What I was told was that all parents of children with special needs go through grief, and then acceptance. This was true for me. But what I wasn’t told was that the grief doesn’t just pass…it comes in waves, cycles, blocks. And that it’s triggered by the words and actions of others.
There was a topic on my debate board today about the perfection of children with special needs, and whether parents of children with special needs were in denial that their child had a problem if they thought their child was perfect. And it hurt. More than it should have. More than the endless posts about abortion for Down Syndrome or eliminating Down Syndrome entirely (which is another post for another time). Because it brought along another phase of grief.

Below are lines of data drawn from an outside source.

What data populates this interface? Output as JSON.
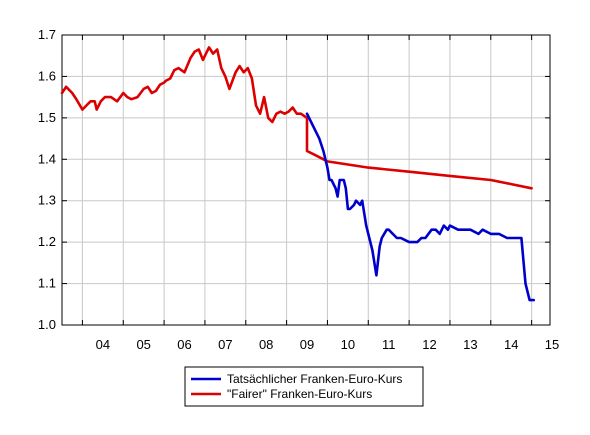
{
  "chart_data": {
    "type": "line",
    "title": "",
    "xlabel": "",
    "ylabel": "",
    "xlim": [
      2003.5,
      2015.45
    ],
    "ylim": [
      1.0,
      1.7
    ],
    "yticks": [
      1.0,
      1.1,
      1.2,
      1.3,
      1.4,
      1.5,
      1.6,
      1.7
    ],
    "ytick_labels": [
      "1.0",
      "1.1",
      "1.2",
      "1.3",
      "1.4",
      "1.5",
      "1.6",
      "1.7"
    ],
    "xticks": [
      2004,
      2005,
      2006,
      2007,
      2008,
      2009,
      2010,
      2011,
      2012,
      2013,
      2014,
      2015
    ],
    "xtick_labels": [
      "04",
      "05",
      "06",
      "07",
      "08",
      "09",
      "10",
      "11",
      "12",
      "13",
      "14",
      "15"
    ],
    "grid": true,
    "legend_position": "bottom-center",
    "series": [
      {
        "name": "Tatsächlicher Franken-Euro-Kurs",
        "color": "#0000cc",
        "x": [
          2009.5,
          2009.6,
          2009.7,
          2009.8,
          2009.9,
          2010.0,
          2010.05,
          2010.1,
          2010.2,
          2010.25,
          2010.3,
          2010.4,
          2010.45,
          2010.5,
          2010.55,
          2010.65,
          2010.7,
          2010.8,
          2010.85,
          2010.95,
          2011.0,
          2011.1,
          2011.2,
          2011.28,
          2011.33,
          2011.45,
          2011.5,
          2011.6,
          2011.7,
          2011.8,
          2012.0,
          2012.2,
          2012.3,
          2012.4,
          2012.55,
          2012.65,
          2012.75,
          2012.85,
          2012.95,
          2013.0,
          2013.2,
          2013.35,
          2013.45,
          2013.5,
          2013.7,
          2013.8,
          2014.0,
          2014.2,
          2014.4,
          2014.6,
          2014.75,
          2014.85,
          2014.95,
          2015.05
        ],
        "y": [
          1.51,
          1.49,
          1.47,
          1.45,
          1.42,
          1.38,
          1.35,
          1.35,
          1.33,
          1.31,
          1.35,
          1.35,
          1.33,
          1.28,
          1.28,
          1.29,
          1.3,
          1.29,
          1.3,
          1.24,
          1.22,
          1.18,
          1.12,
          1.19,
          1.21,
          1.23,
          1.23,
          1.22,
          1.21,
          1.21,
          1.2,
          1.2,
          1.21,
          1.21,
          1.23,
          1.23,
          1.22,
          1.24,
          1.23,
          1.24,
          1.23,
          1.23,
          1.23,
          1.23,
          1.22,
          1.23,
          1.22,
          1.22,
          1.21,
          1.21,
          1.21,
          1.1,
          1.06,
          1.06
        ]
      },
      {
        "name": "\"Fairer\" Franken-Euro-Kurs",
        "color": "#dd0000",
        "x": [
          2003.5,
          2003.6,
          2003.75,
          2003.85,
          2004.0,
          2004.1,
          2004.2,
          2004.3,
          2004.35,
          2004.45,
          2004.55,
          2004.7,
          2004.85,
          2005.0,
          2005.1,
          2005.2,
          2005.35,
          2005.5,
          2005.6,
          2005.7,
          2005.8,
          2005.9,
          2006.0,
          2006.05,
          2006.15,
          2006.25,
          2006.35,
          2006.5,
          2006.65,
          2006.75,
          2006.85,
          2006.95,
          2007.1,
          2007.2,
          2007.3,
          2007.4,
          2007.5,
          2007.6,
          2007.75,
          2007.85,
          2007.95,
          2008.05,
          2008.15,
          2008.25,
          2008.35,
          2008.45,
          2008.55,
          2008.65,
          2008.75,
          2008.85,
          2008.95,
          2009.05,
          2009.15,
          2009.25,
          2009.35,
          2009.5,
          2009.5,
          2009.7,
          2009.9,
          2010.0,
          2011.0,
          2012.0,
          2013.0,
          2014.0,
          2014.5,
          2015.0
        ],
        "y": [
          1.56,
          1.575,
          1.56,
          1.545,
          1.52,
          1.53,
          1.54,
          1.54,
          1.52,
          1.54,
          1.55,
          1.55,
          1.54,
          1.56,
          1.55,
          1.545,
          1.55,
          1.57,
          1.575,
          1.56,
          1.565,
          1.58,
          1.585,
          1.59,
          1.595,
          1.615,
          1.62,
          1.61,
          1.645,
          1.66,
          1.665,
          1.64,
          1.67,
          1.655,
          1.665,
          1.62,
          1.6,
          1.57,
          1.61,
          1.625,
          1.61,
          1.62,
          1.595,
          1.53,
          1.51,
          1.55,
          1.5,
          1.49,
          1.51,
          1.515,
          1.51,
          1.515,
          1.525,
          1.51,
          1.51,
          1.5,
          1.42,
          1.41,
          1.4,
          1.395,
          1.38,
          1.37,
          1.36,
          1.35,
          1.34,
          1.33
        ]
      }
    ]
  }
}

One of the things I worried most about when Sarah was diagnosed was how I would see her. Was I going to be able to love her as much? Would I get to experience that parental euphoria that I’d heard so much about, where you are completely head over heels in love and you think your baby hung the moon? The answer, it turned out, would be yes…with conditions.
I do think Sarah is perfect. That is, I do think Sarah is perfect to me. There is, in my eyes, nothing wrong with her. She is healthy. She is beautiful. She is intelligent. If I was given the opportunity I would not change a single thing about her, because Sarah does not suffer for being Sarah.
But there is a certain percentage of the population–a certain vocal percentage of the population–thinks that I have no right to feel that way. They feel that there is something wrong with her, and that I’m just in denial.
But I’m not. I just have a leg up on the rest of the population in that I no longer strive for “perfection”, because I am able to put Sarah’s Down Syndrome into perspective and know that it’s not the end of the world. That in her own way, she really IS perfect, and that she can still live a full and happy life–perhaps even a fuller, happier life–without her extra chromosome standing in the way.
Are there certain disabilities and medical conditions I wish I could cure? Absolutely. And again, that’s another post for another time. But having a disability is not necessarily a death sentence. It is not necessarily a blight. And I feel that above all, for those disabilities, we should be focusing on acceptance, not eradication. Because not only is human perfection unattainable, but because there’s nothing “wrong” with having Down Syndrome. There should be no shame in loving your child for exactly who they are if exactly who they are doesn’t hurt them in any other way.
From this day forward, I am going to make a promise to myself to never be ashamed of Sarah or my love for Sarah. I am never going to let people tell me that I should feel any way but unconditionally loving toward my child. I wouldn’t want to change her if she had blond hair instead of brown hair or green eyes instead of blue eyes, so why should I want to change her because she has 47 chromosomes instead of 46?